An Inside Look at the LAVA Parallel-PCI
Recently we had a customer inquiry about the internals of one of our parallel port cards. To answer, we had to take a refresher course in what our design contained. That process led us to think: why not let interested technically-minded people see what’s inside the LAVA parallel EPP port design? We decided we would.
So here’s something never before seen outside of LAVA’s engineering department: the schematic design of our PCI-to-EPP parallel port bridge circuit. It’s the basis for LAVA’s Parallel-PCI. This design revolutionized PCI bus expansion in the industry, as it was the first implementation of a parallel port to take advantage of the speed of the PCI bus. Early versions of LAVA Parallel-PCI cards using this design wrote the circuit into a Xilinx FPGA (Field Programmable Gate Array); fairly soon afterwards it was incorporated into the first version of our LAVA ASIC, the application-specific integrated circuit that is the backbone engineering of LAVA PCI-bus serial and parallel cards to this day.

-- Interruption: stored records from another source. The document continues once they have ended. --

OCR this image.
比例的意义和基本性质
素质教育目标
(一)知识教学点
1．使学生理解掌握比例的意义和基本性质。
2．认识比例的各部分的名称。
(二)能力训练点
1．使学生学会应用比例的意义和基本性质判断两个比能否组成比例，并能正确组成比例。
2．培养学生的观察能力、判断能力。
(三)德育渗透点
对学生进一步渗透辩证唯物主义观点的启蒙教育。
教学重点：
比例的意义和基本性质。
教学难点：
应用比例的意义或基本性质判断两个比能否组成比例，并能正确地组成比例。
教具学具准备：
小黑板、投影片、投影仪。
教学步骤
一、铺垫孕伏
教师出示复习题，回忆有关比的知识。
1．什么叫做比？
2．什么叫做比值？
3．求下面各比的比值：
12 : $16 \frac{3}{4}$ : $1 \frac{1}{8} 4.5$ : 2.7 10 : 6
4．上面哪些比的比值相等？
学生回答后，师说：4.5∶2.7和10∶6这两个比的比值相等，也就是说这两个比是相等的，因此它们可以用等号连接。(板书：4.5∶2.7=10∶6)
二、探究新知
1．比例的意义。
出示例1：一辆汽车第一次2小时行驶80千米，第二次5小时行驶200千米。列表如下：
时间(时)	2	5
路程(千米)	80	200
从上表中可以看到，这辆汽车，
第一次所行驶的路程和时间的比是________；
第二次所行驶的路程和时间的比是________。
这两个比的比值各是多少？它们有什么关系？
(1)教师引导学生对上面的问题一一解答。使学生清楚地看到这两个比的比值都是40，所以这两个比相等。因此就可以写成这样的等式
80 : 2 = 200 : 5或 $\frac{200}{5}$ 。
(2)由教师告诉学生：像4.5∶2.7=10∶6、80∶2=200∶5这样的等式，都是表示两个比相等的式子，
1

The design shown in this PDF is the newest production version of this design, and it’s what you get when you buy a Parallel-PCI, Parallel-PCI/LP, or Dual Parallel-PCI. It’s also the parallel port portion of the SP-PCI, or 2SP-PCI serial-parallel combo cards. All of these cards use this EPP parallel circuit.
The LAVA ASIC also contains circuits for serial ports, but that is a story for another day.